There are steps institutions in general can take to ensure careful borrowing decisions on the part of students. For example, a common practice today is to actually package student loans for accepted students and put the onus on the student to turn it down rather than simply informing the student what they are eligible for should they want to take out loans. Perhaps one of the most effective tools for reducing debt is better information. While not a perfect tool, the federal College Scorecard provides information on cost of attendance and on average earnings of graduates, but I suspect very few families and students are making the Scorecard a significant part of their decision process.

Perhaps it is time to expect institutions to more prominently make data, such as their student-loan default rates, available to prospective students. Students should not just be informed how much they can borrow but what are the chances they will be able to pay it back.

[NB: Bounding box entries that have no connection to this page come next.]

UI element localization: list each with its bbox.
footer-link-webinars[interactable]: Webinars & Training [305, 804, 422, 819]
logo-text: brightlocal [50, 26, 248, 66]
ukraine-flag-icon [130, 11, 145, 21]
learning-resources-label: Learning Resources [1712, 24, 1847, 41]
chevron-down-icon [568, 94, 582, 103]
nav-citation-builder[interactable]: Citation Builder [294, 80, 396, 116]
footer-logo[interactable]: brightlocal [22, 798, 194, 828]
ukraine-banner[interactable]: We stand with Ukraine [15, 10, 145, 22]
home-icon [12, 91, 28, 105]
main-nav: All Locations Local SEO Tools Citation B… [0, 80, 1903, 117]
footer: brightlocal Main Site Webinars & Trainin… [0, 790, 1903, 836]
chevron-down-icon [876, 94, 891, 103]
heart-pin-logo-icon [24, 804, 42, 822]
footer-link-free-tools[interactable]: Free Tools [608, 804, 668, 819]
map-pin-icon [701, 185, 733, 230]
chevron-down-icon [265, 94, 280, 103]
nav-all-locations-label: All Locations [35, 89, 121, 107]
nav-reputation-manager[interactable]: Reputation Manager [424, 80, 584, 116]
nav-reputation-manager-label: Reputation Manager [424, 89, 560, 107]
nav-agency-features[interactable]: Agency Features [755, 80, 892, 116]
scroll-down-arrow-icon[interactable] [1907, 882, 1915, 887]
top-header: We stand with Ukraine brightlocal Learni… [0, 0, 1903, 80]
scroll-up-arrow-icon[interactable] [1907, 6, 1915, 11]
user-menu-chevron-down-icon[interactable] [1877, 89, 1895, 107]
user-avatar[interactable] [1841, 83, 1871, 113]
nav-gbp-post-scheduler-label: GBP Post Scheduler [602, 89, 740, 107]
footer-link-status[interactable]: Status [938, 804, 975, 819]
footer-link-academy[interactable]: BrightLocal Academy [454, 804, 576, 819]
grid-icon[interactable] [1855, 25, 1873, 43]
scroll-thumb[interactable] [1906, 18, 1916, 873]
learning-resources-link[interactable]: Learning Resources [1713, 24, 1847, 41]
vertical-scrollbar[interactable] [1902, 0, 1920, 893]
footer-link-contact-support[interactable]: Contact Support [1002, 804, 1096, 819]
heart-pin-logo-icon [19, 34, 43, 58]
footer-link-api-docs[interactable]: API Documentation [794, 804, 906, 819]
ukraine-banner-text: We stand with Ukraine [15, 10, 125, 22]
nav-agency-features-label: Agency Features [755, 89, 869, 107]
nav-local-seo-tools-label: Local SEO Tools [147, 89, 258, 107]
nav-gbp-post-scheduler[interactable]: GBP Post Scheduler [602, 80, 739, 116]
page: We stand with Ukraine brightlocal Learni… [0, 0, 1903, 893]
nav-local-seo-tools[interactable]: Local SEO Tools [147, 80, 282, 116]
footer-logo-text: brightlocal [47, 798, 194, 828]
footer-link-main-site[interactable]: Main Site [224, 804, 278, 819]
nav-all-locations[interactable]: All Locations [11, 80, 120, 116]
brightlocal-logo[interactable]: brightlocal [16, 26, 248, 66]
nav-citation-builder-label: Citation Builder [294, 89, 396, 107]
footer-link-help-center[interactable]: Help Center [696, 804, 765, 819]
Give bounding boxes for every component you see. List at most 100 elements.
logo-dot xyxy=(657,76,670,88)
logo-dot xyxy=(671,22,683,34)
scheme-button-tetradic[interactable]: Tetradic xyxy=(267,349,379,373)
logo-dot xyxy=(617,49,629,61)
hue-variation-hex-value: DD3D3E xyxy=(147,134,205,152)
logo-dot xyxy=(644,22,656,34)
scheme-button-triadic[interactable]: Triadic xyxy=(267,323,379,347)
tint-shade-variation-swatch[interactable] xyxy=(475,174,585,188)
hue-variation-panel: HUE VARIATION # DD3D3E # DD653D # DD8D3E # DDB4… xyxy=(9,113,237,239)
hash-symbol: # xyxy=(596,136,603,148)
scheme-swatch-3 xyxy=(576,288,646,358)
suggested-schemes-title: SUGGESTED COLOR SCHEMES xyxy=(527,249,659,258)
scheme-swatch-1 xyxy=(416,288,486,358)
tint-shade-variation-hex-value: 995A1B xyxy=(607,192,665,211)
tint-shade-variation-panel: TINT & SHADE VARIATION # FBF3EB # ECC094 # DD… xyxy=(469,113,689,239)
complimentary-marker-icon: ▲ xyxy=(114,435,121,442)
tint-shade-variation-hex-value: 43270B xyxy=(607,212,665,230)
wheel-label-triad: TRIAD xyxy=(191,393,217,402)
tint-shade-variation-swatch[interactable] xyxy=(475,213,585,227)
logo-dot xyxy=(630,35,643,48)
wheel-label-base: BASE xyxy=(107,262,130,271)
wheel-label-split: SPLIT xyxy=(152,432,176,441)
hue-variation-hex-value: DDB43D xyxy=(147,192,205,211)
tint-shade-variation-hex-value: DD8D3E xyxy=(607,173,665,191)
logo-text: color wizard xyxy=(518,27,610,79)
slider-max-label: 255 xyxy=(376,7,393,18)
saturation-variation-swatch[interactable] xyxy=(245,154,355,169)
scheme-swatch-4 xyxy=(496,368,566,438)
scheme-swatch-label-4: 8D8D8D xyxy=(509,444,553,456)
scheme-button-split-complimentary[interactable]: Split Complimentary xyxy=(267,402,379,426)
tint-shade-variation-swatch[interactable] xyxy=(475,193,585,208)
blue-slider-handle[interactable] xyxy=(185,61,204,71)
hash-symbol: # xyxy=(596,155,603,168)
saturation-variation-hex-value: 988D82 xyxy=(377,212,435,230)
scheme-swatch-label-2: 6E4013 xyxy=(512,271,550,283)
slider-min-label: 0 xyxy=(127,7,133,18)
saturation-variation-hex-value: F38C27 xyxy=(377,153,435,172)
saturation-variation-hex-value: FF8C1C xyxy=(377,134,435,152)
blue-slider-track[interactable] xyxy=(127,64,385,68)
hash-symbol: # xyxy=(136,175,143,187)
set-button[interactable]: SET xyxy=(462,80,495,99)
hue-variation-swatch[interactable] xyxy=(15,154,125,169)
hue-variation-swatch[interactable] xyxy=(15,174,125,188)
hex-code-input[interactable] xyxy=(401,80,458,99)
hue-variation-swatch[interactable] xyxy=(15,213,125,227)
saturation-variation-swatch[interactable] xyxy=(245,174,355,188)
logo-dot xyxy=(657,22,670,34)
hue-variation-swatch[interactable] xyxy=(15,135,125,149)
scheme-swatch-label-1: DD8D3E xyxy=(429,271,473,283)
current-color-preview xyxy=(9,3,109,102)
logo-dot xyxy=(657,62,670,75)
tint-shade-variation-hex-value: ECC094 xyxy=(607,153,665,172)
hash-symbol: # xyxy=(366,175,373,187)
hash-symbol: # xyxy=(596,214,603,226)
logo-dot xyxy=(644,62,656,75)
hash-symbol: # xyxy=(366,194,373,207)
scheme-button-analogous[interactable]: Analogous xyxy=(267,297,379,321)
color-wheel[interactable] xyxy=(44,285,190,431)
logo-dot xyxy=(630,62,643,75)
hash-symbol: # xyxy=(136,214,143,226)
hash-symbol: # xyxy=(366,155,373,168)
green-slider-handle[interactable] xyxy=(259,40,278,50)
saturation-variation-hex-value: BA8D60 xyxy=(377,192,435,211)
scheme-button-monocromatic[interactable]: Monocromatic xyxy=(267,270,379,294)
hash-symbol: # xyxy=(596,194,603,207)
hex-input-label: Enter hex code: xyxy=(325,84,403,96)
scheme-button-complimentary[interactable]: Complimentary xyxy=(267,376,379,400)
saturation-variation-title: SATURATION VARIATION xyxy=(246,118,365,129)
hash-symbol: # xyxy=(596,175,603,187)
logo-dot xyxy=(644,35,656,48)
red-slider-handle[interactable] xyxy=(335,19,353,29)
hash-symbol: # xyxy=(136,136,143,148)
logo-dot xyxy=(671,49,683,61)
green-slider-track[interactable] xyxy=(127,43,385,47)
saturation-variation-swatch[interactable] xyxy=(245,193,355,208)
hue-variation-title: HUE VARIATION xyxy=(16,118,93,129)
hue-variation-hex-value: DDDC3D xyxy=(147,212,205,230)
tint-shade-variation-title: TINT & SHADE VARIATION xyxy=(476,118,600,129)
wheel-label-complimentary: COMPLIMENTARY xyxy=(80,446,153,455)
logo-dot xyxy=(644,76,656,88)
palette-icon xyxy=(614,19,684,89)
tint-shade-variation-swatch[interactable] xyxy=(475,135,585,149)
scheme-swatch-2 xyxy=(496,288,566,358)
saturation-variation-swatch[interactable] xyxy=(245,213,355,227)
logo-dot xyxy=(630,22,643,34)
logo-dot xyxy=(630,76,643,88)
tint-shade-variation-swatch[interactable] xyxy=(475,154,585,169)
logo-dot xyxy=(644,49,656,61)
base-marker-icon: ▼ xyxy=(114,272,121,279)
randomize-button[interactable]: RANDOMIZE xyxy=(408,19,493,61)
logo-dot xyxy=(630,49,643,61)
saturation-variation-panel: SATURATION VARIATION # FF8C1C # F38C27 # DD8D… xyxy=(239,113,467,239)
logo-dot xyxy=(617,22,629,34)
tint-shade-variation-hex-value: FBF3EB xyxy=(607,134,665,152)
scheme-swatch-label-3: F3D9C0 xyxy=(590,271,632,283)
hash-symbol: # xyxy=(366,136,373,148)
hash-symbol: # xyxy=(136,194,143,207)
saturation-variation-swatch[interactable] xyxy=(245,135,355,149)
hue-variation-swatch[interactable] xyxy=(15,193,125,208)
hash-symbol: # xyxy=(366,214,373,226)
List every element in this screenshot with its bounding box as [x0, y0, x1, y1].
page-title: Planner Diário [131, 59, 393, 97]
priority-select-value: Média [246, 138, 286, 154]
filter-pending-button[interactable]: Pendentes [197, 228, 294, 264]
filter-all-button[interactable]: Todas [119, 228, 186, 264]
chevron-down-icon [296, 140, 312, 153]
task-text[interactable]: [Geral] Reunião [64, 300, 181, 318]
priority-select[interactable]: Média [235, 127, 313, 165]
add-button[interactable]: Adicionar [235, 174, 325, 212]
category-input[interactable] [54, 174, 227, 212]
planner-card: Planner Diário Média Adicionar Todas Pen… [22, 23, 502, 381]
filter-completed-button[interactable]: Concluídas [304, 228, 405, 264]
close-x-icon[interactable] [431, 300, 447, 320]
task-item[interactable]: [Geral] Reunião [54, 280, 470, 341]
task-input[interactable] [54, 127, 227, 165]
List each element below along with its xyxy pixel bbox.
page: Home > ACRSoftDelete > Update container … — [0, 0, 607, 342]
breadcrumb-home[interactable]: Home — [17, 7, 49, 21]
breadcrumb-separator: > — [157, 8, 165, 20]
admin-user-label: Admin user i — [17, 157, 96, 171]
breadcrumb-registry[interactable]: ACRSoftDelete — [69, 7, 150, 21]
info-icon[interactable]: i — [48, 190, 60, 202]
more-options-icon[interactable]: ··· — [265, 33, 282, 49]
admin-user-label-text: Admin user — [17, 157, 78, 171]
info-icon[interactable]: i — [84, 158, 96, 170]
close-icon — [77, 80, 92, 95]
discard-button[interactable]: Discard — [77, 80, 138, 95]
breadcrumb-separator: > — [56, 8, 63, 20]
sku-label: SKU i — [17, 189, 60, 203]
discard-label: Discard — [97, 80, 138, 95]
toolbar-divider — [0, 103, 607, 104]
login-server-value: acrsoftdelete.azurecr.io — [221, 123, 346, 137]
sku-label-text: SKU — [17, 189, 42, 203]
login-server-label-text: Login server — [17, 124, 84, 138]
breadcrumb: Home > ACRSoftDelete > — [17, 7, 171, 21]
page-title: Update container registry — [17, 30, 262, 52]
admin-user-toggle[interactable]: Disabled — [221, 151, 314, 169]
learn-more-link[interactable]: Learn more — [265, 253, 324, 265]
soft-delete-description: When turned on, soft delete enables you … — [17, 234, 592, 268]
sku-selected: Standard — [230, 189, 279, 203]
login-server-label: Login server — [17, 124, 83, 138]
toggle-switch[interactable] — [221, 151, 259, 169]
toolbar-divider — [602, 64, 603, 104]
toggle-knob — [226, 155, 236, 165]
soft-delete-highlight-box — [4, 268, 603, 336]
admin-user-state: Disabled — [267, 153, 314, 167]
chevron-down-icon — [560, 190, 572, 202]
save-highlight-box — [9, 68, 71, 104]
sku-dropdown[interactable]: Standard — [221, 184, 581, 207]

Ultimately, the bigger issue may not be the amount of student debt but that graduates are struggling to pay it back. While the focus is currently on whether or not students should be liable for the totality of their student-loan debt, institutions should anticipate greater focus on their student loan default rates and the return on investment for their graduates. Once again, not all student debt is the same.

Todd J. Leach is chancellor emeritus of the University System of New Hampshire and former chair of NEBHE.